In Alaska, a team of oil workers board a flight home; however, they cross a storm and the airplane crashes. Only seven workers survive in the wilderness and John Ottway, who is a huntsman that kills wolves to protect the workers, assumes leadership of the group. Shortly after they learn that they are surrounded by a pack of wolves and Ottway advises that they should seek protection in the woods. But while they walk through the heavy snow, they are chased and attacked by the carnivorous mammals.
Written by Claudio Carvalho
and
... When it comes to issues of faith and the will to survive, that's when "The Grey" really jumps up and above the bar for its genre. The story is told in such a way that when people die, it's not for our entertainment, but to highlight the unpredictable nature of ... nature, and life and death. As Ottway wrestles with these same issues, its Neeson's performance that makes it hit home...
In the final minutes, Liam Neeson's Ottway character yells to the skies that now is that time when divinity - if there be anything divine in this feral universe - show itself to him... for he is at that point the very last man standing.

I woke up in the middle of the night with a thought in Latin in my head and no scrap of paper nearby, so I scribbled it down on a Yiddish copy of Isaac Singer's    דער שׂטן אין גאָרייַ
(Satan In Goray) which has been on my night stand
all this brutal winter:



and on the back I wrote:

illi credentes mortui sunt;
currentes cum Deo vivunt.

which translates as Those who believe are dead; those running with God are alive.

Now this is probably heresy to half the population, but it underscores the difference between Language: talking about, having a belief system, arguing, etc.  and the real fact of Being-in-the-world.

Liam Neeson's Ottway was very much alive and in a terrible world. He sought a word or a sign, as we have all been taught since childhood. When people are killed in The Grey, this does not serve to highlight "the unpredictable nature of ... nature, and life and death.

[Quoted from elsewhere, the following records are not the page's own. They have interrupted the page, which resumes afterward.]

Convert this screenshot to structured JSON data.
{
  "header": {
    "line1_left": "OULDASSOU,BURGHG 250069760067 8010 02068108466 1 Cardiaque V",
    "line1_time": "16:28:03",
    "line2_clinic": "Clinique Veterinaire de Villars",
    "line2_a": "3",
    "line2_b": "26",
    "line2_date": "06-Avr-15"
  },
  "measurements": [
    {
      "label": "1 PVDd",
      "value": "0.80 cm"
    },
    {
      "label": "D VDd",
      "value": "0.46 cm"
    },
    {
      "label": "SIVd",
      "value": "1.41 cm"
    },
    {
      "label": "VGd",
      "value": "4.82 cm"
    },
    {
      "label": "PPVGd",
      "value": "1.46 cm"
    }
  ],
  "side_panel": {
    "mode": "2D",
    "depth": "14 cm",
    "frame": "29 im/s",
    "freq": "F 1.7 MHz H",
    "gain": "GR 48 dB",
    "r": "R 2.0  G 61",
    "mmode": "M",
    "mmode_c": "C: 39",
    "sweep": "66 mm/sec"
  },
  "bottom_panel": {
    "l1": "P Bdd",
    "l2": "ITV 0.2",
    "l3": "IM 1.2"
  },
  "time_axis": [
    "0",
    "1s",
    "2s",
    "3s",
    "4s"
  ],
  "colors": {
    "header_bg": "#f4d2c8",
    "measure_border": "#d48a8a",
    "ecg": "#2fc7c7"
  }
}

When we met these men at the beginning, they were workers after hours getting drunk in a bar and having fistfights. Later in the film, the character Diaz says that his life was meaningless and depraved.
It was not life. It was the coarse-grained simulacrum of life reserved for minorities and marginalized and those who are meek and not blessed.

Ottway believed enough to cry out to God.

But, as the Grey head-wolf awaited him minutes later, Ottway lived beyond belief.....

He became a totem animal....

He placed glass vials and bottles and sharp metals between his fingers, then bound his hands tightly with bands, forming mortal claws with which to combat the Grey. Then he turned and leaped into the fray.....







So-o-o-o, this morning I find Netanyahu has 30 seats in the Knesset, and will probably form a government devoted to apartheid.



Unless.... unless... Mr. Netanyahu forgets his own bio, and leaps into life and finds some precious jewel which has escaped the eyes of the rest of us.

If not, then there is a point when historical parallels take over, and we become totemistic figures.